April 21, 2014
Dean Baker
Al Jazeera, April 21, 2014
See article on original website
Last week the New York Times ran an article on the pay of top corporate executives in 2013. It reported that the CEOs of major U.S. corporations continue to do quite well. At the top of the charts we find Oracle chief executive Larry Ellison, who pulled down $78.4 million; Roger Iger at Disney, who made $34.3 million; and Rupert Murdoch at Fox who received $26.1 million.
At this point most people have become used to hearing about these bloated pay packages at the top. We’re also used to hearing the rationale from these folks and their boosters about how they are paid what they are worth.
To the contrary, they are grossly overpaid. First, many CEOs were running large successful companies in the 1960s and 1970s for pay that in today’s dollars averaged about one tenth as much as the current crop of CEOs get. We can also look to Europe, Japan and China and find plenty of successful CEOs of large companies who work for a fraction of the price of American executives. And there are plenty of CEOs who get these outlandish pay packages even when they drive their companies into the ground.
The relevant question is not how much a CEO contributes to the company. That is not how economics works. After all, how much does the firefighter contribute who rescues three kids from a burning house? We don’t pay our hero firefighters multi-million dollar salaries. We pay firefighters based on how much it costs to hire another firefighter who can also do the job.
The question is how much does the CEO contribute compared to the next person in line for the job? Given the experience of large corporations in other countries, there is every reason to believe that there are lots of next people who could do the job as well or better, and for a fraction of the pay. (Anyone who believes that CEO pay actually reflects the CEO’s value to the company should read Lucien Bebchuk’s outstanding book, Pay Without Performance.)
The problem here is grounded in the corruption of the corporate governance structure. In principle CEOs should be treated like any other employee. Companies should be trying to ask if they can get away paying them less or getting a lower cost CEO of the same caliber in Germany or China.
Most companies, however, never ask this question. The reason is that the people who should be doing the asking, the corporate boards of directors, largely owe their jobs to the CEOs, not to the shareholders they are supposed to represent. Just as it’s difficult to organize large numbers of voters to unseat incompetent and/or corrupt politicians, it is very difficult for the shareholders of a large company to keep CEO pay in check and to dump incompetent CEOs.
The diffusion of stock ownership effectively allows the CEOs a free hand to line their own pockets. This is one reason that we are seeing so much hostility in elite circles these days to public pension funds. Major pension funds, such as the ones for public employees in California or New York, are one of the few entities with enough stock to actually put a check on CEO pay. If these pension funds can be taken out of the picture, the CEOs will have even less to worry about than they do today.
In order for CEO pay to be brought down to earth it will be necessary to change the behavior of the directors who decide their pay. In most cases sitting on a corporate board requires attending 4-8 meetings a year and walking away with annual paychecks of several hundred thousand dollars. Directors are usually prominent public figures such as former politicians or academics. They get their jobs because of their reputations; this means that the directors will not want their valuable reputations tarnished.
Many directors actually sit on multiple boards. For example, Erskine Bowles, a co-chair of President Barack Obama’s deficit commission, has collected millions of dollars sitting on corporate boards.
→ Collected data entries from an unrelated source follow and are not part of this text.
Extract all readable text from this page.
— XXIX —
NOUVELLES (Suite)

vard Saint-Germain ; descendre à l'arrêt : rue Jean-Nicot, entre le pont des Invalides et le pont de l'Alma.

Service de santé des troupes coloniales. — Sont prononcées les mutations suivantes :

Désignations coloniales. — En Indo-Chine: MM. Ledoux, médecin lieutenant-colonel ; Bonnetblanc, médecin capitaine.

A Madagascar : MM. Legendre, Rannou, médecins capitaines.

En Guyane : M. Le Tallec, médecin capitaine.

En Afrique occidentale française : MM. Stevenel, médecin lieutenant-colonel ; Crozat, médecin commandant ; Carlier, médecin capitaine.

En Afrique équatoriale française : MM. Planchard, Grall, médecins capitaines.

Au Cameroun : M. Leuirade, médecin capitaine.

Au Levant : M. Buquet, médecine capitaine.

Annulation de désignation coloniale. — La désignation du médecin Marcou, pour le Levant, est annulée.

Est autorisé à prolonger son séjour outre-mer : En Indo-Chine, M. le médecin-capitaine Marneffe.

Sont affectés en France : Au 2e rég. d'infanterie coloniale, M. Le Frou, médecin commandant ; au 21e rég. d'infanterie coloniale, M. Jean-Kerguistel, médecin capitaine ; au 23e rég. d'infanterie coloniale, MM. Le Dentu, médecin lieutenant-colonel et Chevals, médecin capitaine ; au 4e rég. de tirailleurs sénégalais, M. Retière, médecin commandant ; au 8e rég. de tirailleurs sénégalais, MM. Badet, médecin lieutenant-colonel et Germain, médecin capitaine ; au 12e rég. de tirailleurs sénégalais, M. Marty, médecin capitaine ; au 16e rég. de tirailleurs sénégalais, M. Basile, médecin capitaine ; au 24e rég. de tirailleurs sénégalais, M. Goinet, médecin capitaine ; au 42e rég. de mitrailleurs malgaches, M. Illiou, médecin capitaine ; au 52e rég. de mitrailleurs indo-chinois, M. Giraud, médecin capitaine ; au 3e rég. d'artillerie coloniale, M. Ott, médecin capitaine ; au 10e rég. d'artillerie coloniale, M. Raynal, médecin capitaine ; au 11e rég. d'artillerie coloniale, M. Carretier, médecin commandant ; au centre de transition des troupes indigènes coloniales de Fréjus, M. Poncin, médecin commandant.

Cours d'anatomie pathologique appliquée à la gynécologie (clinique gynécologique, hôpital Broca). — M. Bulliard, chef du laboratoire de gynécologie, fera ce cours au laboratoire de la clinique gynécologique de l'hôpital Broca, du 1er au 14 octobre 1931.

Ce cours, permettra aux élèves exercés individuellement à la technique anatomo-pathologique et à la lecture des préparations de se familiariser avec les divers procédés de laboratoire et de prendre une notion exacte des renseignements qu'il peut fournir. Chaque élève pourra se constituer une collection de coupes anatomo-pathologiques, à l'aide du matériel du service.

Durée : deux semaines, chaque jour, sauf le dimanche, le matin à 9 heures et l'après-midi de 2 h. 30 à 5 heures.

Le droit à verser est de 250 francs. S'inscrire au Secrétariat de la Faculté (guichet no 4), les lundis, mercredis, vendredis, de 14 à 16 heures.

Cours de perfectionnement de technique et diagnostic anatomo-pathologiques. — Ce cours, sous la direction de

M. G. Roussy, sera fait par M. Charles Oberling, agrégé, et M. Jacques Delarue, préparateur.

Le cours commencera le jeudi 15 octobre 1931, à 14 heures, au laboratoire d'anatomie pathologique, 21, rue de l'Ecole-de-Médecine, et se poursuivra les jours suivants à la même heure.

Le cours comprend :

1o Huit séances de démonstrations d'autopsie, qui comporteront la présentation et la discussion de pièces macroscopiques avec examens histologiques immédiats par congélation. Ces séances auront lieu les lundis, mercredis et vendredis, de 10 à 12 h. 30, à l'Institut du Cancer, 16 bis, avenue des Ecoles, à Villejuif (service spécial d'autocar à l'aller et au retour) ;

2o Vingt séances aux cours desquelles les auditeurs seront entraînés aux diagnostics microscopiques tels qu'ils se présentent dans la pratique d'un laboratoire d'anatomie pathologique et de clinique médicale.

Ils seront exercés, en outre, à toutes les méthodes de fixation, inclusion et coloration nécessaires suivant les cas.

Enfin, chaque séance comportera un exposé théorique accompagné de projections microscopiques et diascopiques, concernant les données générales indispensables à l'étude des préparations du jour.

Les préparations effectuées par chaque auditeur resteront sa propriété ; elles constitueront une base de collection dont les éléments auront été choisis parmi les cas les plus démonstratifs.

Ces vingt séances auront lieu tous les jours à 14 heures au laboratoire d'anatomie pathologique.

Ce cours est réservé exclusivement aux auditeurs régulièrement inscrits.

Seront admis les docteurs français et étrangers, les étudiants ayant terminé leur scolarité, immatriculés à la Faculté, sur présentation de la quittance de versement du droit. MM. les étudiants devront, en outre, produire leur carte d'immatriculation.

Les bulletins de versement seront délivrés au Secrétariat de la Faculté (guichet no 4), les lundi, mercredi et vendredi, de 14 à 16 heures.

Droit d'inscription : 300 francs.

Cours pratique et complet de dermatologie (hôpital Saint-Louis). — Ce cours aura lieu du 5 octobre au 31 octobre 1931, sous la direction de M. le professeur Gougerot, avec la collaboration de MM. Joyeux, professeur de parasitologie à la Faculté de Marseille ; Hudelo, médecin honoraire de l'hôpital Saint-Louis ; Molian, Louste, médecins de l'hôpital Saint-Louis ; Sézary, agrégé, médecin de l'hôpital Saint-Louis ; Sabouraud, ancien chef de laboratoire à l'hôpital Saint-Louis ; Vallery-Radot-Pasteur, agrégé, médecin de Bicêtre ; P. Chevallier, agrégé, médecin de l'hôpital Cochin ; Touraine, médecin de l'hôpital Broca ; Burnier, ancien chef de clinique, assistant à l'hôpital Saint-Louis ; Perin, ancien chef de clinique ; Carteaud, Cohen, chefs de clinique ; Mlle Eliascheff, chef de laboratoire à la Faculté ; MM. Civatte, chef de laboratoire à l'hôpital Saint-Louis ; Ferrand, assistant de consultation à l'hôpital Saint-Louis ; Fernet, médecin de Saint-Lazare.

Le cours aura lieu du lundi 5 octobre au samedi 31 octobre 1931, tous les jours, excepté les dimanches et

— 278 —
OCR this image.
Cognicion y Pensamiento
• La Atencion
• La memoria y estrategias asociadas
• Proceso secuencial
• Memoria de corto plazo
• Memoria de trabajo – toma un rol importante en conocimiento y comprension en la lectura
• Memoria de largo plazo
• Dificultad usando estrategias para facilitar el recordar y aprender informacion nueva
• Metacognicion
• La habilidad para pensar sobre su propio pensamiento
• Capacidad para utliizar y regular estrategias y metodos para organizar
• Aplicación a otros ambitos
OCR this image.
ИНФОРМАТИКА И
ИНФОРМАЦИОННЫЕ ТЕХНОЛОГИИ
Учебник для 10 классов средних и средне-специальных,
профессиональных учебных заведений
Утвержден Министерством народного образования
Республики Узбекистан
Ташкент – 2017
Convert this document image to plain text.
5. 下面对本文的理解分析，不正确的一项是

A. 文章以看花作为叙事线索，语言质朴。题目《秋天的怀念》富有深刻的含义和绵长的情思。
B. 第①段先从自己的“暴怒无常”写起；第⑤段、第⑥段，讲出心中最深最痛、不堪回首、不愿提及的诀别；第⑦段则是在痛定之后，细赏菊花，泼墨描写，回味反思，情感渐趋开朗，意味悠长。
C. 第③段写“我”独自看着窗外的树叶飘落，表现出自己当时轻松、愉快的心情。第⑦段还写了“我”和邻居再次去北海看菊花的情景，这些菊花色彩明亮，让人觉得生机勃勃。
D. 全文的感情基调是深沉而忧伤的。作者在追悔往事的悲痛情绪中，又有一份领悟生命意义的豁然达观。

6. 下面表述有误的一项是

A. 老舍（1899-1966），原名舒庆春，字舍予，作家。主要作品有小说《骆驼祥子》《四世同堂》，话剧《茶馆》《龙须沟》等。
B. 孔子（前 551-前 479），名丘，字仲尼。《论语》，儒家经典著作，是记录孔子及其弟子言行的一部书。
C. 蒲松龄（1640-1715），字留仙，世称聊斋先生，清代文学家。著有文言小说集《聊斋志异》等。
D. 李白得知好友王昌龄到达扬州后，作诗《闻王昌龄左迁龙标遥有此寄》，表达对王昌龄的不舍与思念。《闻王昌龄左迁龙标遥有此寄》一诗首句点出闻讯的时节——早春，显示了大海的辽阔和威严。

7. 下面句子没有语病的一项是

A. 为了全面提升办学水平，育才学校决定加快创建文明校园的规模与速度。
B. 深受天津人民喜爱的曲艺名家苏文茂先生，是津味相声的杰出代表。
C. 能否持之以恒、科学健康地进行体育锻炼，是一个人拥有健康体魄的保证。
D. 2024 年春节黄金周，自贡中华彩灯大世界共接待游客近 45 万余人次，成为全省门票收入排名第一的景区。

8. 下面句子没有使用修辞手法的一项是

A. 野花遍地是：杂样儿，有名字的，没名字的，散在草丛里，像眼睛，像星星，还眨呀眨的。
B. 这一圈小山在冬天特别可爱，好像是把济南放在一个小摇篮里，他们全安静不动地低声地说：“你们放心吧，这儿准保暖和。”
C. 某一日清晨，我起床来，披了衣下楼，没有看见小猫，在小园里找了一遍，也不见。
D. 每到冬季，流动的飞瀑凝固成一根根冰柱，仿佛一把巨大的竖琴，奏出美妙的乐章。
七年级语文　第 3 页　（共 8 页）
He had the distinction of sitting on both General Motors board and Morgan Stanley’s boards in the years they needed bailouts from the government. Bowles has also sat on the boards of Krispy Krème, Norfolk Southern Corporation and now Facebook. It should be possible to shame people like Bowles to take their responsibilities as a director seriously and stop handing blank checks to CEOs regardless of their competence.
In this vein it is worth noting the “Say on Pay” provision of the Dodd-Frank financial reform bill. This requires that companies put their CEO pay packages to a non-binding vote of shareholders. Since this provision has been in effect, less than 3 percent of pay packages have been voted down. This reflects the difficulty of organizing among shareholders.
However it would be possible to have a minor modification to the Say on Pay provision that could make these votes far more effective. If the directors had to forfeit their own pay any time a CEO compensation package was rejected by shareholders it would likely help to focus the directors’ thoughts on constructing pay packages that were not excessive. This could put a serious constraint on CEO pay.
Reining in CEO pay is an important issue that goes well beyond the outrageous pay packages for a small number of top executives. The exorbitant pay at the top of the corporate ladder helps to set in place a pay structure that leads to bloated pay for those at the top in every sector, including universities and private charities, while leaving most of the rest of the workforce behind.
This is why it is so important to rein in CEO pay. And that means publicly humiliating all those prominent directors who pass out the blank checks.
Dean Baker is a macroeconomist and co-director of the Center for Economic and Policy Research in Washington, DC. He previously worked as a senior economist at the Economic Policy Institute and an assistant professor at Bucknell University.